The 50 per cent tax refund for education expenses is available to families who receive Family Tax Benefit (Part A). Families will submit their application for this refund as part of their annual tax return. The refund comprises of:

  • A 50 per cent annual refund of up to $750 of education expenses for each child attending primary school (maximum $375 per child, per year).
  • A 50 per cent annual refund for up to $1,500 of education expenses for each child attending secondary school (maximum $750 per child, per year).
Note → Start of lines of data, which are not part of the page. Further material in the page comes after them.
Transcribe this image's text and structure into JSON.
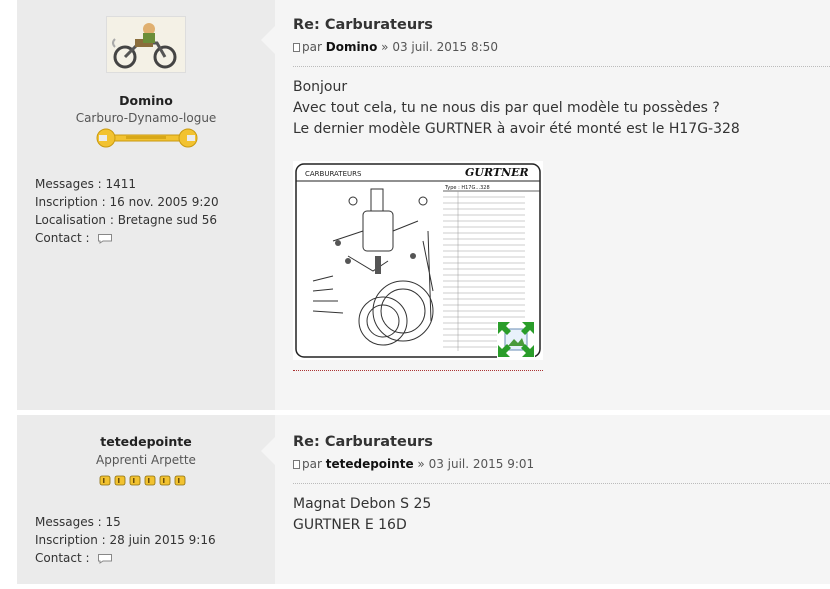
{
  "posts": [
    {
      "user": {
        "name": "Domino",
        "rank": "Carburo-Dynamo-logue",
        "messages": "Messages : 1411",
        "inscription": "Inscription : 16 nov. 2005 9:20",
        "localisation": "Localisation : Bretagne sud 56",
        "contact": "Contact :"
      },
      "title": "Re: Carburateurs",
      "meta": {
        "prefix": "par",
        "author": "Domino",
        "date": "» 03 juil. 2015 8:50"
      },
      "body": [
        "Bonjour",
        "Avec tout cela, tu ne nous dis par quel modèle tu possèdes ?",
        "Le dernier modèle GURTNER à avoir été monté est le H17G-328"
      ],
      "diagram": {
        "brand": "GURTNER",
        "header_left": "CARBURATEURS",
        "type_label": "Type : H17G...328"
      }
    },
    {
      "user": {
        "name": "tetedepointe",
        "rank": "Apprenti Arpette",
        "messages": "Messages : 15",
        "inscription": "Inscription : 28 juin 2015 9:16",
        "contact": "Contact :"
      },
      "title": "Re: Carburateurs",
      "meta": {
        "prefix": "par",
        "author": "tetedepointe",
        "date": "» 03 juil. 2015 9:01"
      },
      "body": [
        "Magnat Debon S 25",
        "GURTNER E 16D"
      ]
    }
  ],
  "colors": {
    "profile_bg": "#ebebeb",
    "content_bg": "#f5f5f5",
    "rank_gold": "#f2c230"
  }
}
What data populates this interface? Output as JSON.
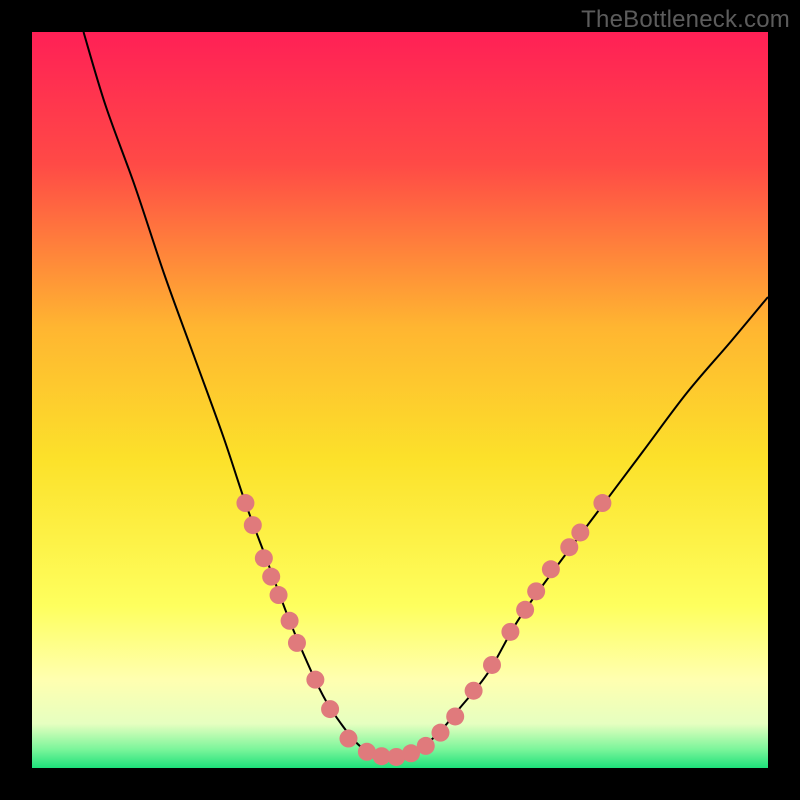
{
  "attribution": "TheBottleneck.com",
  "chart_data": {
    "type": "line",
    "title": "",
    "xlabel": "",
    "ylabel": "",
    "xlim": [
      0,
      100
    ],
    "ylim": [
      0,
      100
    ],
    "legend": false,
    "grid": false,
    "background_gradient_stops": [
      {
        "offset": 0.0,
        "color": "#ff2056"
      },
      {
        "offset": 0.18,
        "color": "#ff4a46"
      },
      {
        "offset": 0.4,
        "color": "#ffb531"
      },
      {
        "offset": 0.58,
        "color": "#fce12a"
      },
      {
        "offset": 0.78,
        "color": "#feff5e"
      },
      {
        "offset": 0.88,
        "color": "#ffffb0"
      },
      {
        "offset": 0.94,
        "color": "#e6ffc0"
      },
      {
        "offset": 0.975,
        "color": "#7af59a"
      },
      {
        "offset": 1.0,
        "color": "#1ee07a"
      }
    ],
    "series": [
      {
        "name": "bottleneck-curve",
        "x": [
          7,
          10,
          14,
          18,
          22,
          26,
          29,
          32,
          35,
          38,
          40,
          42,
          44,
          46,
          48,
          50,
          52,
          55,
          58,
          62,
          66,
          71,
          77,
          83,
          89,
          95,
          100
        ],
        "y": [
          100,
          90,
          79,
          67,
          56,
          45,
          36,
          28,
          20,
          13,
          9,
          6,
          3.5,
          2,
          1.5,
          1.5,
          2.2,
          4.5,
          8,
          13,
          20,
          27,
          35,
          43,
          51,
          58,
          64
        ]
      }
    ],
    "markers": [
      {
        "x": 29.0,
        "y": 36.0
      },
      {
        "x": 30.0,
        "y": 33.0
      },
      {
        "x": 31.5,
        "y": 28.5
      },
      {
        "x": 32.5,
        "y": 26.0
      },
      {
        "x": 33.5,
        "y": 23.5
      },
      {
        "x": 35.0,
        "y": 20.0
      },
      {
        "x": 36.0,
        "y": 17.0
      },
      {
        "x": 38.5,
        "y": 12.0
      },
      {
        "x": 40.5,
        "y": 8.0
      },
      {
        "x": 43.0,
        "y": 4.0
      },
      {
        "x": 45.5,
        "y": 2.2
      },
      {
        "x": 47.5,
        "y": 1.6
      },
      {
        "x": 49.5,
        "y": 1.5
      },
      {
        "x": 51.5,
        "y": 2.0
      },
      {
        "x": 53.5,
        "y": 3.0
      },
      {
        "x": 55.5,
        "y": 4.8
      },
      {
        "x": 57.5,
        "y": 7.0
      },
      {
        "x": 60.0,
        "y": 10.5
      },
      {
        "x": 62.5,
        "y": 14.0
      },
      {
        "x": 65.0,
        "y": 18.5
      },
      {
        "x": 67.0,
        "y": 21.5
      },
      {
        "x": 68.5,
        "y": 24.0
      },
      {
        "x": 70.5,
        "y": 27.0
      },
      {
        "x": 73.0,
        "y": 30.0
      },
      {
        "x": 74.5,
        "y": 32.0
      },
      {
        "x": 77.5,
        "y": 36.0
      }
    ],
    "marker_radius_px": 9
  }
}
Eligible items will include laptops, home computers, printers, home internet connection, education software and school text books.

Superannuation

No major changes to the superannuation system have been announced. For small business however, the Government may move to alleviate the administrative burden of the ‘choice’ regime which allows every employee to choose their superannuation fund. The proposed solution is to provide an optional Superannuation Clearing House for all businesses that want to use it. Business operators would make payments into one central clearing house at which point their legal responsibility is discharged.

Quote of the month

Happy, happy Christmas, that can win us back to the delusions of our childhood days, recall to the old man the pleasures of his youth, and transport the traveller back to his own fireside and quiet home!